In other words, you are charging a discount fee to get below “PAR” and you’re paying the lender a “discount fee” instead of the lender paying you a rebate or yield spread. And therefore, by you charging someone a “Discount Fee” for something other than buying the rate down below “PAR” and still receiving a rebate, you have violated RESPA.

Jason,

I understand everything you are saying. I appreciate your detailed answer. I guess where the misunderstanding came into play was when I used the word “discount” instead of fee. When I am working through a loan for a customer and they want some product that has an “adjustment” I offer them the choice of either paying it at closing as a “fee” such as escrow waiver, interest only, etc… or they have the option of taking a higher rate and using the YSP to cover the cost. I apologize for the misunderstanding. All I was try to allude to is that there is a cost involved in going with an interest only loan. My company as well as most others do not allow us to charge discount points that are not related to buying down the rate even if they are subtracted from the YSP. Therefore I have never violated RESPA at least where it comes to discount points. LOL. I wish I did not have to charge a processing fee.

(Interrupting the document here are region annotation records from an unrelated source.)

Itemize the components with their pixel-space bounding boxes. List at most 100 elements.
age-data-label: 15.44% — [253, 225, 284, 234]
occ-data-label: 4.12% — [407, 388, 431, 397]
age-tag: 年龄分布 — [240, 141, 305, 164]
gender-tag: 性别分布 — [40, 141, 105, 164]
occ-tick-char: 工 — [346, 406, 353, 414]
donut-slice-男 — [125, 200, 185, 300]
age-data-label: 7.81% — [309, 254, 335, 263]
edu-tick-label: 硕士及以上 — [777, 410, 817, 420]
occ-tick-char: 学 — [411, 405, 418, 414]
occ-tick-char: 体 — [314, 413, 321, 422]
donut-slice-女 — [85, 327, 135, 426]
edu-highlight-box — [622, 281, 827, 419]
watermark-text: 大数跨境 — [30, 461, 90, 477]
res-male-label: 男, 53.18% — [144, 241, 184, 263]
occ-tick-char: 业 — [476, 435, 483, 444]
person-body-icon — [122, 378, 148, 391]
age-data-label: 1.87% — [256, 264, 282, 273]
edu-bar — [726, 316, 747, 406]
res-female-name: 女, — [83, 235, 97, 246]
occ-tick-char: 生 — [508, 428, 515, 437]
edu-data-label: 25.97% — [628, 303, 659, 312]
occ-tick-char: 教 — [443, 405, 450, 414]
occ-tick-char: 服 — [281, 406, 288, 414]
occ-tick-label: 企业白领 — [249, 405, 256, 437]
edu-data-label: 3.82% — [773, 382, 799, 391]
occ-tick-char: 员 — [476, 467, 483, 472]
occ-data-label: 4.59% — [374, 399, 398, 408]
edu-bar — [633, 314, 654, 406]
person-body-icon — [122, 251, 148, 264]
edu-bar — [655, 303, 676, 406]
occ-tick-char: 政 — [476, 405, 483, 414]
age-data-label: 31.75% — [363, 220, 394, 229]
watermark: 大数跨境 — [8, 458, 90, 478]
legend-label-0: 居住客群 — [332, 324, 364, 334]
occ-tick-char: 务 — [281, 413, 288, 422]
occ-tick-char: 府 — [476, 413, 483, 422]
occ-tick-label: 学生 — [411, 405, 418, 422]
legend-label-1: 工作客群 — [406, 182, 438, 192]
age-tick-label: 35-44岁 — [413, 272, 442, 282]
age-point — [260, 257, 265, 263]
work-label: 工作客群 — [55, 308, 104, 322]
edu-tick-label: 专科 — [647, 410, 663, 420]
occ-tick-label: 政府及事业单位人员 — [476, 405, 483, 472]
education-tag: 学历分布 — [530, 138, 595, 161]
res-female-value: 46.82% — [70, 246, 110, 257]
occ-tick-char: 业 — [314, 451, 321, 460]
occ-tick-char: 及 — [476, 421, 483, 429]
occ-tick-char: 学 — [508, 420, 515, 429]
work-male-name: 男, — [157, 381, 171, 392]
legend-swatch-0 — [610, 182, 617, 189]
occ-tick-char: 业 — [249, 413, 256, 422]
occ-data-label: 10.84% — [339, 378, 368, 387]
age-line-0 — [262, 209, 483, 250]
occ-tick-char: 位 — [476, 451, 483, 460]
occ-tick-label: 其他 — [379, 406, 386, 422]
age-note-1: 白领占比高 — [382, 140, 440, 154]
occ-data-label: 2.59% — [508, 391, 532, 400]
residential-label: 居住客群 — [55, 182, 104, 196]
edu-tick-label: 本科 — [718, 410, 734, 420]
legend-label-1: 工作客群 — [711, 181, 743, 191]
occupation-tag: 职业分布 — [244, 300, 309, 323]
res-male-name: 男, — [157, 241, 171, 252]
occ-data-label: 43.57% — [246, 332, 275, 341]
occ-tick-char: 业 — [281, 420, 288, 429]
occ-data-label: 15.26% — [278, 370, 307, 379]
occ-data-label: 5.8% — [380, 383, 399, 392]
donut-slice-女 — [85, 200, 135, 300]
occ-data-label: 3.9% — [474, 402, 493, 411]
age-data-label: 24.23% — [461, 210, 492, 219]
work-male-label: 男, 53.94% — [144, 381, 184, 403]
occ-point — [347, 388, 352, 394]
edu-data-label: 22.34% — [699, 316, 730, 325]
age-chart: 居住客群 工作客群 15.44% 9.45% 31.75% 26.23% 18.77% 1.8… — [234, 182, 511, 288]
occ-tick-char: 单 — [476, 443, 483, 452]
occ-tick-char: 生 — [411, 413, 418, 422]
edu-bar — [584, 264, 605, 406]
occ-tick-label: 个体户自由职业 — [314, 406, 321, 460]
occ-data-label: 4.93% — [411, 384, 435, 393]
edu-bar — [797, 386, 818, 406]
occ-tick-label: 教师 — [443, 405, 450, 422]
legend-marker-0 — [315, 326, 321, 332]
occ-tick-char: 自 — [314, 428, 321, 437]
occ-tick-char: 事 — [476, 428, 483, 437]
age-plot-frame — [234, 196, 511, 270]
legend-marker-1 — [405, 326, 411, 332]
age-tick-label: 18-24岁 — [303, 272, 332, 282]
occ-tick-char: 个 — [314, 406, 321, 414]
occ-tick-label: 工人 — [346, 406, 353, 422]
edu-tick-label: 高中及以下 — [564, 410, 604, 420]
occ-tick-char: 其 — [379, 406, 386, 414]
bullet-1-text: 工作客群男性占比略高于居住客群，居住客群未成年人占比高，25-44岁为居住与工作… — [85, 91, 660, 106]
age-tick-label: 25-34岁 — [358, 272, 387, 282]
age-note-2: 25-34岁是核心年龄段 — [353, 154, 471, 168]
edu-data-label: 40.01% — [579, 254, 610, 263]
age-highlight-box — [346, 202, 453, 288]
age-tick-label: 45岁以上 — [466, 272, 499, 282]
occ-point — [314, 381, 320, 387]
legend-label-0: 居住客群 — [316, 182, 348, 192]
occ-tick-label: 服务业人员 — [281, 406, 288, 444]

Funny how you modified your previous threads to remove the “discount fee” argument. I must be seeing things.

I was correcting an error. Funny how you like to pick arguments. I have seen you pick arguments with other loan officers on this site and have always given your character the benefit of the doubt. Guess I was wrong about you and Ben was right. Sorry.

Maybe you should take the money from you discount fees and go buy yourself a RESPA class.

I guess this thread doesn’t make that much sense once it got modified.

I think the whole point is that an interest only loan is going to cost more than a conventional 30 year loan in terms of the interest rate. Reading a rate sheet, it appears that at the same YSP, there’s about a 3/8-5/8 difference in rate. This could mean that if the 30 year rate was 6.75, the interest only rate would be 7.125, so the interest rate is higher, but overall your monthly payments are lower. That all makes sense right?

Lendinghand, are you trying to imply the above isn’t correct or was it all lost when the original message was edited?

long story short. Christopher was saying that the difference was that “interest only” cost more. Then he added that his company charges a discount fee for “interest only” on the discount fee line of the GFE. I debated that this was a violation of RESPA… as you can see… then he went back , modified his thread… retracted… and stated that he was misunderstood.

Hollyberries,

I’m sorry your post was turned into an argument. But in MY experience an interest only loan will have a very minimal cost associated, at the VERY most .25% interest rate. If you want to obtain the lowest payment, this is the way to go. Almost all I/O loans are 10 years interest only, which is plenty long enough as most people refinance every 4-6 years anyway.

Bottom line, DO THE INTEREST ONLY LOAN. There is no reason Not to do it.